2. The sludge pump for wastewater treatment as described in claim 1, characterized in that: The outer tube includes a rear tube fixedly connected to the inner tube and a front tube coaxially arranged with the rear tube. The annular space is formed between the rear tube and the inner tube. The mud inlet is provided on the side wall of the front tube. The large end of the conical rotating barrel is sealed and rotatably connected to the inner wall of the second end of the front tube. The first end of the rear tube is detachably connected to the second end of the front tube. The third drive motor is fixedly connected to the first end of the front tube.

3. The sludge pump for wastewater treatment as described in claim 2, characterized in that: The main crushing roller is coaxially fixedly connected to the drive shaft, and the auxiliary crushing roller is coaxially fixedly connected to the driven shaft. Both the drive shaft and the driven shaft horizontally pass through the rear tube and the square cavity. The second drive motor is fixedly connected to the outer wall of the rear tube. The drive shaft is fixedly connected to the output shaft of the second drive motor. A drive gear is fixedly connected to the drive shaft located outside the rear tube, and a driven gear meshing with the drive gear is fixedly connected to the driven shaft located outside the rear tube.
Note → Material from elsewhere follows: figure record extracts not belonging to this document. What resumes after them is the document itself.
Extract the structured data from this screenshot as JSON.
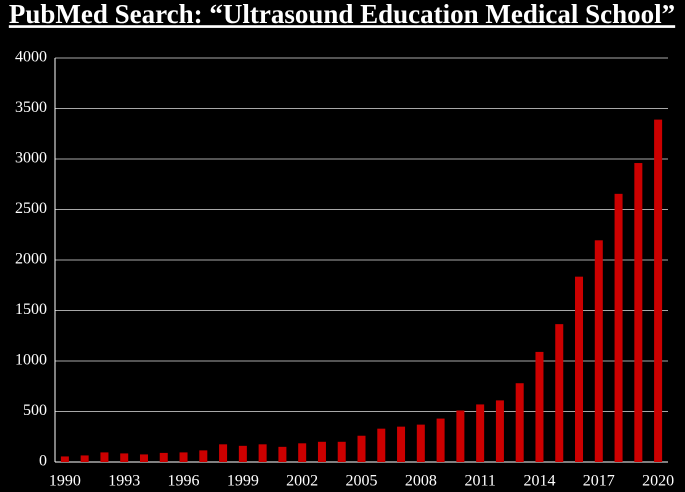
{
  "chart_data": {
    "type": "bar",
    "title": "PubMed Search: “Ultrasound Education Medical School”",
    "categories": [
      "1990",
      null,
      null,
      "1993",
      null,
      null,
      "1996",
      null,
      null,
      "1999",
      null,
      null,
      "2002",
      null,
      null,
      "2005",
      null,
      null,
      "2008",
      null,
      null,
      "2011",
      null,
      null,
      "2014",
      null,
      null,
      "2017",
      null,
      null,
      "2020"
    ],
    "values": [
      55,
      65,
      95,
      85,
      75,
      90,
      95,
      115,
      175,
      160,
      175,
      150,
      185,
      200,
      200,
      260,
      330,
      350,
      370,
      430,
      510,
      570,
      610,
      780,
      1090,
      1365,
      1835,
      2195,
      2655,
      2960,
      3390
    ],
    "color": "#cc0000",
    "ylim": [
      0,
      4000
    ],
    "yticks": [
      0,
      500,
      1000,
      1500,
      2000,
      2500,
      3000,
      3500,
      4000
    ],
    "grid": true
  }
}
4. The sludge pump for wastewater treatment as described in claim 3, characterized in that: The first drive motor is disposed outside the closed end of the sewage pipe and is fixedly connected to the sewage pipe. The output shaft of the first drive motor extends into the sewage pipe and is coaxially arranged with the sewage pipe. The spiral impeller includes a drive shaft and spiral blades fixedly connected to the drive shaft. The drive shaft is coaxially fixedly connected to the output shaft of the first drive motor.